Title: The spectral Sullivan conjecture Show Chinese title

Title: 谱Sullivan猜想

Abstract: We show that any map from an infinite loop space to a $p$-complete nilpotent finite dimensional space factors canonically through a union of $p$-adic tori. This is proven via bootstrapping from the case of $B\mathbb{Z}/p\mathbb{Z}$, which is the key case of the Sullivan conjecture proven by Miller.

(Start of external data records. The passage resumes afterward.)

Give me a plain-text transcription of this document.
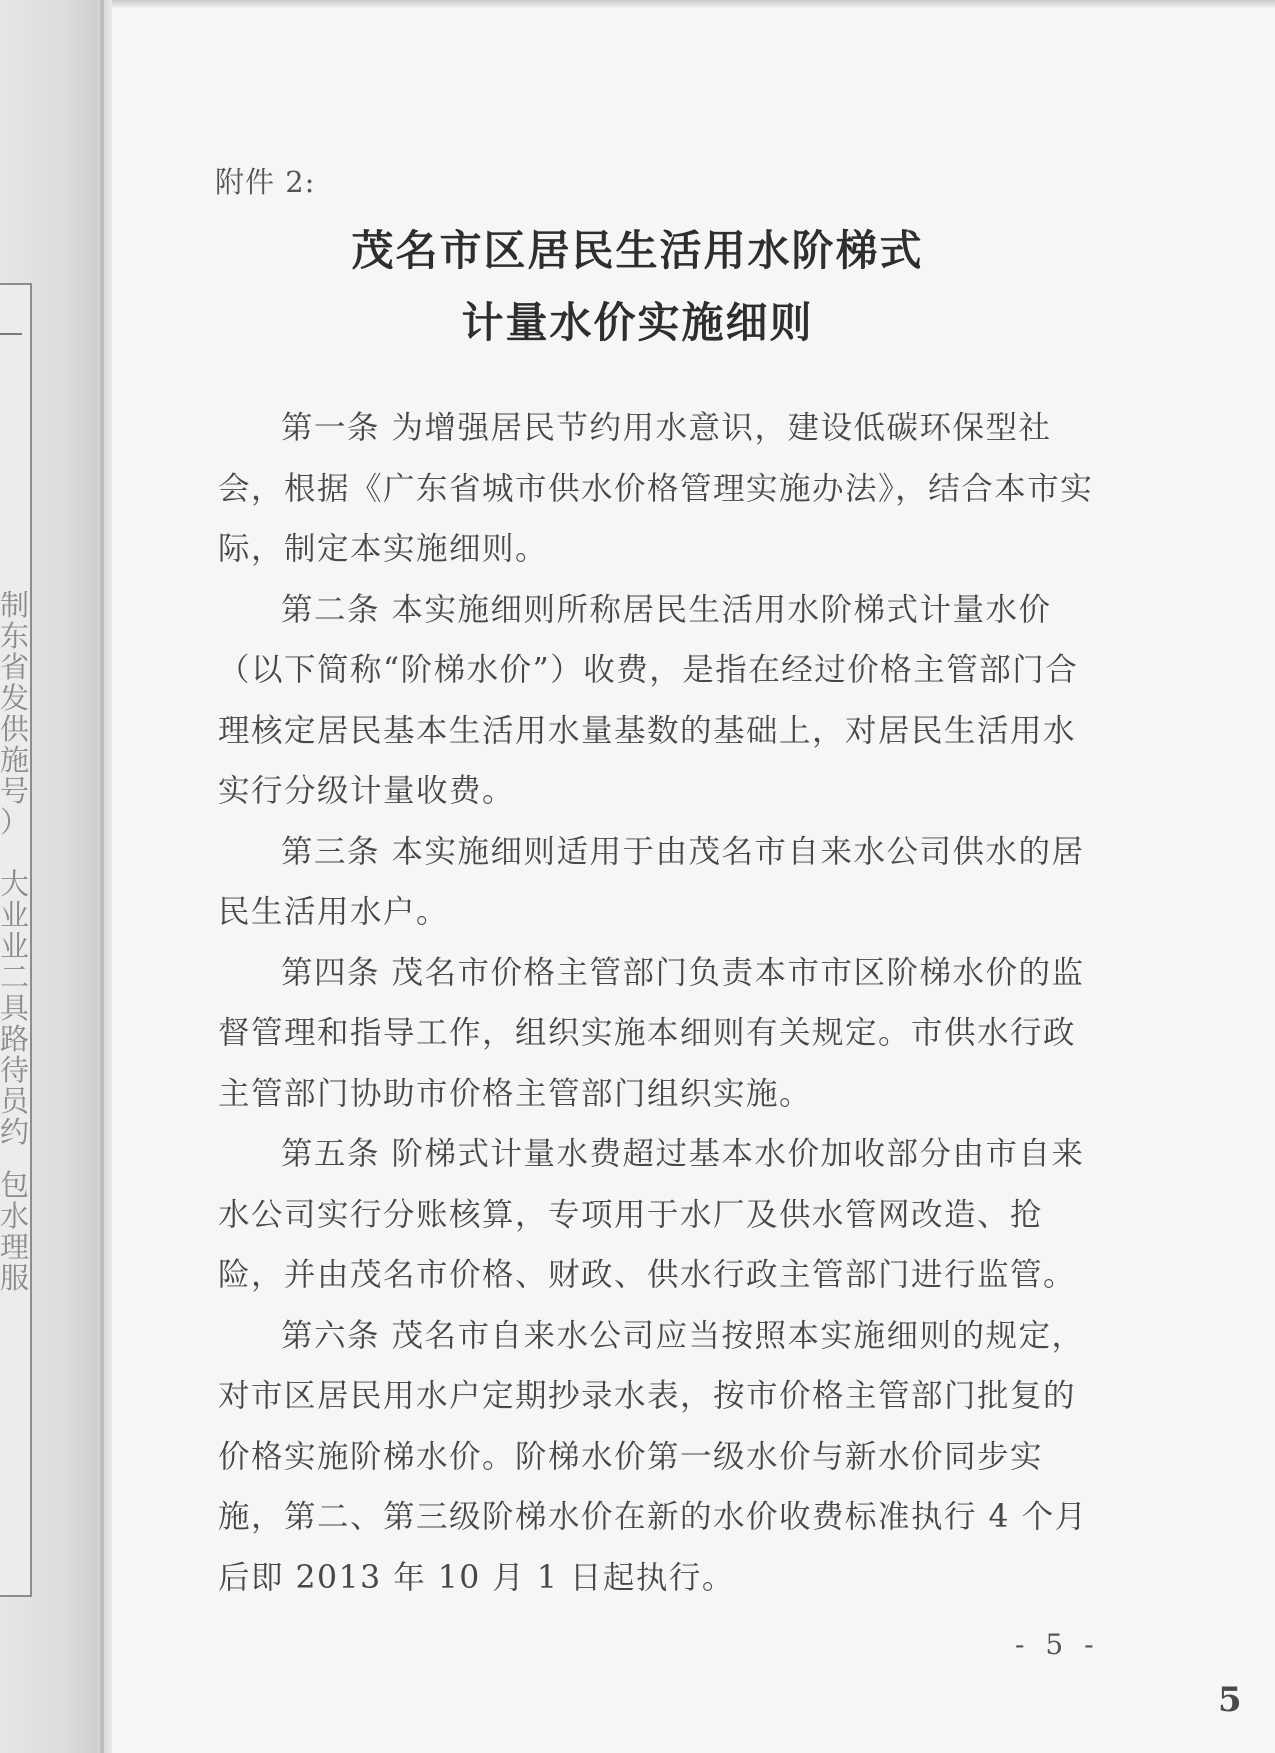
制
东
省
发
供
施
号
）

大
业
业
二
具
路
待
员
约
包
水
理
服
附件 2:
茂名市区居民生活用水阶梯式
计量水价实施细则

第一条 为增强居民节约用水意识，建设低碳环保型社会，根据《广东省城市供水价格管理实施办法》，结合本市实际，制定本实施细则。

第二条 本实施细则所称居民生活用水阶梯式计量水价（以下简称“阶梯水价”）收费，是指在经过价格主管部门合理核定居民基本生活用水量基数的基础上，对居民生活用水实行分级计量收费。

第三条 本实施细则适用于由茂名市自来水公司供水的居民生活用水户。

第四条 茂名市价格主管部门负责本市市区阶梯水价的监督管理和指导工作，组织实施本细则有关规定。市供水行政主管部门协助市价格主管部门组织实施。

第五条 阶梯式计量水费超过基本水价加收部分由市自来水公司实行分账核算，专项用于水厂及供水管网改造、抢险，并由茂名市价格、财政、供水行政主管部门进行监管。

第六条 茂名市自来水公司应当按照本实施细则的规定，对市区居民用水户定期抄录水表，按市价格主管部门批复的价格实施阶梯水价。阶梯水价第一级水价与新水价同步实施，第二、第三级阶梯水价在新的水价收费标准执行 4 个月后即 2013 年 10 月 1 日起执行。

- 5 -
5
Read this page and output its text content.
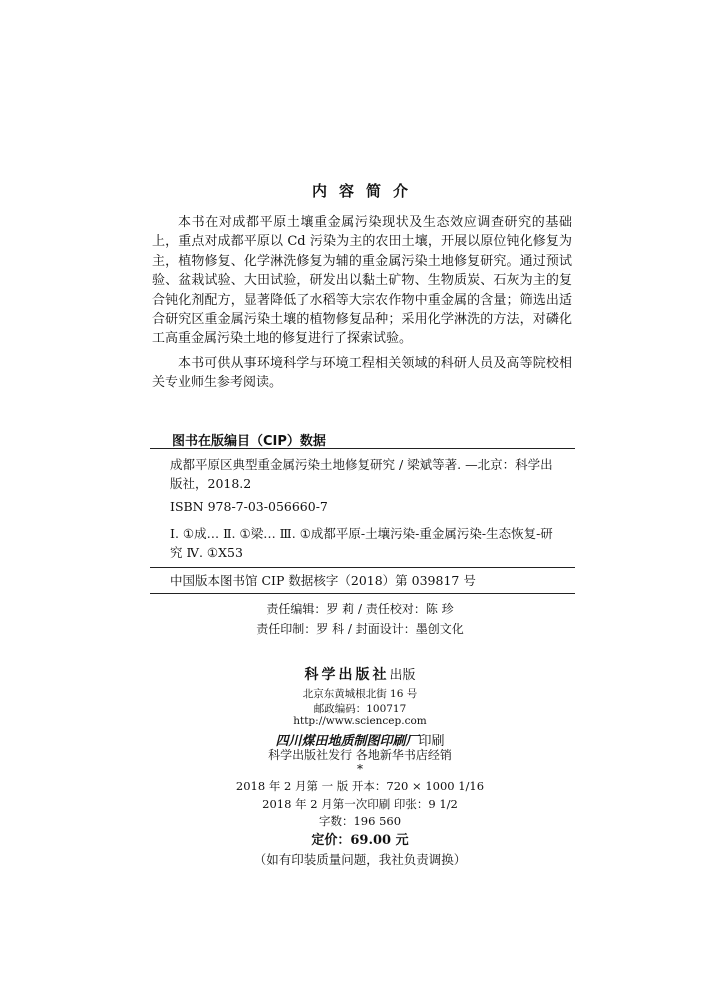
内容简介

本书在对成都平原土壤重金属污染现状及生态效应调查研究的基础上，重点对成都平原以 Cd 污染为主的农田土壤，开展以原位钝化修复为主，植物修复、化学淋洗修复为辅的重金属污染土地修复研究。通过预试验、盆栽试验、大田试验，研发出以黏土矿物、生物质炭、石灰为主的复合钝化剂配方，显著降低了水稻等大宗农作物中重金属的含量；筛选出适合研究区重金属污染土壤的植物修复品种；采用化学淋洗的方法，对磷化工高重金属污染土地的修复进行了探索试验。

本书可供从事环境科学与环境工程相关领域的科研人员及高等院校相关专业师生参考阅读。

图书在版编目（CIP）数据
成都平原区典型重金属污染土地修复研究 / 梁斌等著. —北京：科学出版社，2018.2
ISBN 978-7-03-056660-7
Ⅰ. ①成… Ⅱ. ①梁… Ⅲ. ①成都平原-土壤污染-重金属污染-生态恢复-研究 Ⅳ. ①X53
中国版本图书馆 CIP 数据核字（2018）第 039817 号
责任编辑：罗 莉 / 责任校对：陈 珍
责任印制：罗 科 / 封面设计：墨创文化
科学出版社出版
北京东黄城根北街 16 号
邮政编码：100717
http://www.sciencep.com
四川煤田地质制图印刷厂印刷
科学出版社发行 各地新华书店经销
*
2018 年 2 月第 一 版 开本：720 × 1000 1/16
2018 年 2 月第一次印刷 印张：9 1/2
字数：196 560
定价：69.00 元
（如有印装质量问题，我社负责调换）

The main step in our proof is to show that the subcategory of spectra generated by the reduced suspension spectrum of $B\mathbb{Z}/p\mathbb{Z}$ under colimits and extensions agrees with that of a Moore spectrum. Show Chinese abstract

Abstract: 我们证明，从无限循环空间到$p$-完备的幂零有限维空间的任何映射都可以通过一个$p$-进环面的并集进行规范分解。 这是通过从$B\mathbb{Z}/p\mathbb{Z}$的情况进行自举来证明的，这是 Miller 证明的 Sullivan 猜想的关键情况。 我们证明的主要步骤是表明，由$B\mathbb{Z}/p\mathbb{Z}$的约化悬垂谱在余极限和扩张下生成的谱子范畴与一个 Moore 谱的子范畴一致。